They are cut off from any help. It is impressive to see that these men, women and children learned English. They learned to speak, they learned to write. Maybe they stumble but they have made a valiant effort. Now they write to friends where ever they find them, in many little Australian towns.
The mail deliveries are just another obstacle. We can wait a month or more for a letter to be delivered from impoverished Nauru. They then began to learn the internet, but that was expensive $5 each time for people who could not earn any money, and only accessible when they were taken by guards to the township every two weeks or so. Then recently a phone was installed. We cannot
During this hunger strike time we have all felt powerless. We know that they can rarely get a message from the internet (shut down over the Christmas holiday period), we know that the faxes we sent to IOM have waited days before they are delivered. We cannot phone. We just wait and wait and hope someone has a phone card to get a message out.
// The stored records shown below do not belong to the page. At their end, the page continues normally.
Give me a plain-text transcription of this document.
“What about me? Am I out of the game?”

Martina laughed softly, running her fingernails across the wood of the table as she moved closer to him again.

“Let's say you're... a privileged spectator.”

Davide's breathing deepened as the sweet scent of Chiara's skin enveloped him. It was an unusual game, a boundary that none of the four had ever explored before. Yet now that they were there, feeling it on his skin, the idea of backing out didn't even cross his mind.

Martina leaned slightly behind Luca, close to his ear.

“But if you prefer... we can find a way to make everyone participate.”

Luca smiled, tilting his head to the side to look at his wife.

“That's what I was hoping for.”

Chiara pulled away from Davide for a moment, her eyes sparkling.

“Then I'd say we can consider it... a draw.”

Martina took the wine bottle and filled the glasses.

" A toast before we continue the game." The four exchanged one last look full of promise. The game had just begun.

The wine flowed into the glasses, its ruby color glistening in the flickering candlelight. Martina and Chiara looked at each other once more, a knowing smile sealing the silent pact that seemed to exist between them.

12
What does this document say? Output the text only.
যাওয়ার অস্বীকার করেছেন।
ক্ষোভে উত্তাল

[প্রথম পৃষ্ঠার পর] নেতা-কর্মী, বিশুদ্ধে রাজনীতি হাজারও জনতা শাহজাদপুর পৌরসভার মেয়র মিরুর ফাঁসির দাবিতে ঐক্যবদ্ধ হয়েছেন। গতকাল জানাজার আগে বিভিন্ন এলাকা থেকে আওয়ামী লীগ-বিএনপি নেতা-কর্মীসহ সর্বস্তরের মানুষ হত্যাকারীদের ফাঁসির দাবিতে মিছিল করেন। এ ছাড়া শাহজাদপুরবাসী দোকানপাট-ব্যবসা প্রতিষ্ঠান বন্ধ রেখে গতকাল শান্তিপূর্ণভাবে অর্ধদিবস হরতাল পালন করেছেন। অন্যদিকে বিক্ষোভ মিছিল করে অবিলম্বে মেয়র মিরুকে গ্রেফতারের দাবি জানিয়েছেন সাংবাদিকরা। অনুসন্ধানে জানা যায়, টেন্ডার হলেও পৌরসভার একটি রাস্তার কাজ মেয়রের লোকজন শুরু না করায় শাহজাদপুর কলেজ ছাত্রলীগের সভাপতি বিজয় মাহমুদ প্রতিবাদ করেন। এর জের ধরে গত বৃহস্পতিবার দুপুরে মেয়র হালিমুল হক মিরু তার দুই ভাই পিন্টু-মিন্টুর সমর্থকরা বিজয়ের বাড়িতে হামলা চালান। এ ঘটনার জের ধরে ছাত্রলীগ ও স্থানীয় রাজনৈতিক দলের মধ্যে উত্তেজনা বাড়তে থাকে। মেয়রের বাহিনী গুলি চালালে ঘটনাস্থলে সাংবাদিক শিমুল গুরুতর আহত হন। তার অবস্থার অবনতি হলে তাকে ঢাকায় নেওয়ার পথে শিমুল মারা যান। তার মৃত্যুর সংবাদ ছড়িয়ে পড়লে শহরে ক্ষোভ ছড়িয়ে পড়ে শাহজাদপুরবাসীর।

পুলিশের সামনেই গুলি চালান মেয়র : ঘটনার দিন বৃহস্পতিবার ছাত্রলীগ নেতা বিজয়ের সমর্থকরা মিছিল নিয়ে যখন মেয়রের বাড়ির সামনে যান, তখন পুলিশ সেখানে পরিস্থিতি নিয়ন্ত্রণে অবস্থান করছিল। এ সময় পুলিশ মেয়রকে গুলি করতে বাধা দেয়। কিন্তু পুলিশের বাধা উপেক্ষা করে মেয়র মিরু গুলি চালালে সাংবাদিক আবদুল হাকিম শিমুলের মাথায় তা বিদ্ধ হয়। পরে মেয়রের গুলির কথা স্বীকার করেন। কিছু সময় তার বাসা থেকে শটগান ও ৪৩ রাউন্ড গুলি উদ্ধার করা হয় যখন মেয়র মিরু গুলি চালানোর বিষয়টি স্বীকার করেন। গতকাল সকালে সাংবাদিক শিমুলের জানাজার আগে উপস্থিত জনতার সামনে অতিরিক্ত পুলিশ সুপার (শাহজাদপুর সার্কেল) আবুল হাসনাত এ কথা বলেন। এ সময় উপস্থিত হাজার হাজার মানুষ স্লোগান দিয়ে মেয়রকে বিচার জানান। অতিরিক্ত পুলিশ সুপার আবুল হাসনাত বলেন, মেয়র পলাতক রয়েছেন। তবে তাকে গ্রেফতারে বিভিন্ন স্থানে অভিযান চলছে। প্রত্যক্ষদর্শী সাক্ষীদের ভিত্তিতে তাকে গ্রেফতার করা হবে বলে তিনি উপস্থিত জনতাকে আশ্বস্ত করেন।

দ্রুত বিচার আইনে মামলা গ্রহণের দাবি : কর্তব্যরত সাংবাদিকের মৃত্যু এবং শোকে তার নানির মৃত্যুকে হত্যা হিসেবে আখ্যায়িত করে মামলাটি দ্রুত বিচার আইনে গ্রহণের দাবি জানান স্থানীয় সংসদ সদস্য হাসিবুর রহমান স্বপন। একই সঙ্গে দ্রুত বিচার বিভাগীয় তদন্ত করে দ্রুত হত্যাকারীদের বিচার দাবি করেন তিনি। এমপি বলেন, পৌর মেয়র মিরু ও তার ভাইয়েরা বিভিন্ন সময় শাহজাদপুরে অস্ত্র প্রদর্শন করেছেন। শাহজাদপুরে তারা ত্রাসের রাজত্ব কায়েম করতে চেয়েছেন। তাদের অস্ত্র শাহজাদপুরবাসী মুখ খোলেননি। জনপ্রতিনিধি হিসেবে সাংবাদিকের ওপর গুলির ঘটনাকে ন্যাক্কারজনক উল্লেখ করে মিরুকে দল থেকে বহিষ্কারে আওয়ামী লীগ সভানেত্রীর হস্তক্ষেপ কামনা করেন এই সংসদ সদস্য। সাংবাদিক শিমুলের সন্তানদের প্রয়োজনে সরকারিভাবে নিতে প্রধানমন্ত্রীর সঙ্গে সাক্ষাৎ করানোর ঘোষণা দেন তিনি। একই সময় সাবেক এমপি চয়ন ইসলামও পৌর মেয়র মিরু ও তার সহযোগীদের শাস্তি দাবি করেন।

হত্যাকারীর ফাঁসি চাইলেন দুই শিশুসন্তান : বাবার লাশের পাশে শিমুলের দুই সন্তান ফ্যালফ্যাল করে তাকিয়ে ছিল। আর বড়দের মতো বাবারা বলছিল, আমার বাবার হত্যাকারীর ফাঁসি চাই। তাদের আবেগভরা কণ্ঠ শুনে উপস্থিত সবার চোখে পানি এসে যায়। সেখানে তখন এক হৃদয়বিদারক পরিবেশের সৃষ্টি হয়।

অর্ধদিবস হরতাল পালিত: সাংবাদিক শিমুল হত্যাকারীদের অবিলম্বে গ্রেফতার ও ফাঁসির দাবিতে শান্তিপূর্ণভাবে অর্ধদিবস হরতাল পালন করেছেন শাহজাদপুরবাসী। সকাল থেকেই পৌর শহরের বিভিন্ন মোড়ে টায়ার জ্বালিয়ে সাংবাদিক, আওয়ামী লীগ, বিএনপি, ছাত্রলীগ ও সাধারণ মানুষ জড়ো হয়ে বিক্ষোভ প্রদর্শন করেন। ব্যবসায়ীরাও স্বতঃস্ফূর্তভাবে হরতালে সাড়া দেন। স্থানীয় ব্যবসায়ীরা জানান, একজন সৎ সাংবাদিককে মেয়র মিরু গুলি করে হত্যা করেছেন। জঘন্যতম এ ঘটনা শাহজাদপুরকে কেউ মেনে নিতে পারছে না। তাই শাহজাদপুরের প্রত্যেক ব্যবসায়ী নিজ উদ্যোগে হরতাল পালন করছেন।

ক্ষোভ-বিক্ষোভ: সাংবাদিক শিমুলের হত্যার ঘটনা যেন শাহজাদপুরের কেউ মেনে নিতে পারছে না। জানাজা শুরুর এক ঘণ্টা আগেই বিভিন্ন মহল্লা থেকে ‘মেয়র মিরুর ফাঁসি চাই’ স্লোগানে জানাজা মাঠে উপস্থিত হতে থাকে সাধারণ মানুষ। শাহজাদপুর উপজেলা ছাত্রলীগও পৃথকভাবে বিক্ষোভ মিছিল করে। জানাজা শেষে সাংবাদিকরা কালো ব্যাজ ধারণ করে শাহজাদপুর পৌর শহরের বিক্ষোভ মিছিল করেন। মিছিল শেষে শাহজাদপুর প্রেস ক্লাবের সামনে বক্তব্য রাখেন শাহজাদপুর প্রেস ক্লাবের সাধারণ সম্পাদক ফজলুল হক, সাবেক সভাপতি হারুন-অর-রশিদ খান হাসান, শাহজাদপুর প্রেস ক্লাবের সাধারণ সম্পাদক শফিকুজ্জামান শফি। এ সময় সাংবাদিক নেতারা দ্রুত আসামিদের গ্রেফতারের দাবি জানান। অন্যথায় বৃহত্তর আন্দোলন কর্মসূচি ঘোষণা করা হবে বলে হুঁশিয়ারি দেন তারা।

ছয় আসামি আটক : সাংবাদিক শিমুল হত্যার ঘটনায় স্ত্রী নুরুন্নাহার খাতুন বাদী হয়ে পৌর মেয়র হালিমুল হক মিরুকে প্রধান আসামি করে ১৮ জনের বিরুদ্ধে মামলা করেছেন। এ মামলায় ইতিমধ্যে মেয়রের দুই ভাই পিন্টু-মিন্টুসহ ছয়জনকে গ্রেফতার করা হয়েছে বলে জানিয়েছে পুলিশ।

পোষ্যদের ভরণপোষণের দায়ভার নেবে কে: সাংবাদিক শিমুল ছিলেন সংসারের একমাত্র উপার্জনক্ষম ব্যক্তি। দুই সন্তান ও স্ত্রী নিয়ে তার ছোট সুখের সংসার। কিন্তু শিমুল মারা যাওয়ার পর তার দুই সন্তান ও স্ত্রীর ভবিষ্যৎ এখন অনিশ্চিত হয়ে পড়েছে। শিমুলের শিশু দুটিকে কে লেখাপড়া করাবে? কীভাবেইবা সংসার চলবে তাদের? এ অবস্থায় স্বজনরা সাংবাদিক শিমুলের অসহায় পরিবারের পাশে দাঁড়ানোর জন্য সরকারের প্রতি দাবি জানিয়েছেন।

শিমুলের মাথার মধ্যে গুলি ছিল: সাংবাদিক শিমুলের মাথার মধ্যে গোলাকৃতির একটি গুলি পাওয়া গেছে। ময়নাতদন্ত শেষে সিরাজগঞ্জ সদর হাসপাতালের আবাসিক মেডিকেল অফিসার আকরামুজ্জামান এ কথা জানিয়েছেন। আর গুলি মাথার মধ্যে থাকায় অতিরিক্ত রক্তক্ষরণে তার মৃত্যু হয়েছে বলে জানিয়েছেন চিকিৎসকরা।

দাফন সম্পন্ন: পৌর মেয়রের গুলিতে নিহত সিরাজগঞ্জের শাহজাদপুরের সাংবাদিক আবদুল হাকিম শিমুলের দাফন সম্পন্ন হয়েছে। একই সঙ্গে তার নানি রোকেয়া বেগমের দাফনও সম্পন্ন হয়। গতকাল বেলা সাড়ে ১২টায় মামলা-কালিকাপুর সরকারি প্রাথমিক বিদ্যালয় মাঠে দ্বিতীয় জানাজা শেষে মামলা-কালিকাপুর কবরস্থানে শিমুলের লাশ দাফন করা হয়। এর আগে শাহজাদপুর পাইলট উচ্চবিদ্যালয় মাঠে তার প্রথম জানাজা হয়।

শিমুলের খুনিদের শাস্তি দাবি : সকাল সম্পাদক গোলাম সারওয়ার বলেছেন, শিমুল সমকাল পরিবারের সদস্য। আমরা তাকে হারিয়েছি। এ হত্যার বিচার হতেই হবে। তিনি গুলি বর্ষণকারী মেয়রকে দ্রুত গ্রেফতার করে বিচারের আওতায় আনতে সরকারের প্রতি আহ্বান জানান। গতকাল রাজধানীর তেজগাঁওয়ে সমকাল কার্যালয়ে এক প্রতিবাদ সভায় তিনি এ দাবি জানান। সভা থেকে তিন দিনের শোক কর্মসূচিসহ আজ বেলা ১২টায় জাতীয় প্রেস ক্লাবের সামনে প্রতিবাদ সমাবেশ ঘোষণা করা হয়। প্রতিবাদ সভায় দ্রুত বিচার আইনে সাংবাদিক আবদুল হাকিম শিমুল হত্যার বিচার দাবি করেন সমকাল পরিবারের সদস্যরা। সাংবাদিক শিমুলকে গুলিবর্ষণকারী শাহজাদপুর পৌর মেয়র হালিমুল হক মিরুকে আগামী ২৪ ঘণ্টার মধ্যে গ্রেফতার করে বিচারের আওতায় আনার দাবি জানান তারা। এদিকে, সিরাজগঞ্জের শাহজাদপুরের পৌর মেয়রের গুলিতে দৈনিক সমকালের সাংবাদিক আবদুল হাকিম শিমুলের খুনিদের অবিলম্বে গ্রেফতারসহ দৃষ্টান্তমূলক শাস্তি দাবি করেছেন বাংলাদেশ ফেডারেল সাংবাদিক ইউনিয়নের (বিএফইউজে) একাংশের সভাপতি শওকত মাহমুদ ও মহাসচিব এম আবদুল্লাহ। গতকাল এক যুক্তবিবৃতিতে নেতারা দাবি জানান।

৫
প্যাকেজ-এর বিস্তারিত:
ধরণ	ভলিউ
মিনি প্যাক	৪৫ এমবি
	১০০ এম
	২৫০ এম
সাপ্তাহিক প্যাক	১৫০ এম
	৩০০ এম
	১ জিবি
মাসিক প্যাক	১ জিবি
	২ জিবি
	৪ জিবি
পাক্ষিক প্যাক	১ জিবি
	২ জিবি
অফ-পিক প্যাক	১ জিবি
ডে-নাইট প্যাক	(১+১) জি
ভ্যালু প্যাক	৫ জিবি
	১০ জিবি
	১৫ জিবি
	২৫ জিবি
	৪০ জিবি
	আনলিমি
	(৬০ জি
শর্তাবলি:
We are very anxious because we know they have no friend in Nauru that they can trust to advise them to stop the strike, they have no legal adviser to explain the United Nations' letter. The only advice they had was from an ex Minister for Immigration sent by Amanda Vanstone with a directive to stop the strike. No words were said to them that they could take hope from. Now we wait in silence.
Where will the rescue come from?
I received no phone call in the last 24 hours. I have tried to phone IOM but the line is down. Last year about this time the phones were cut and not repaired for a month or more. I do not know what is happening. The isolation seems complete.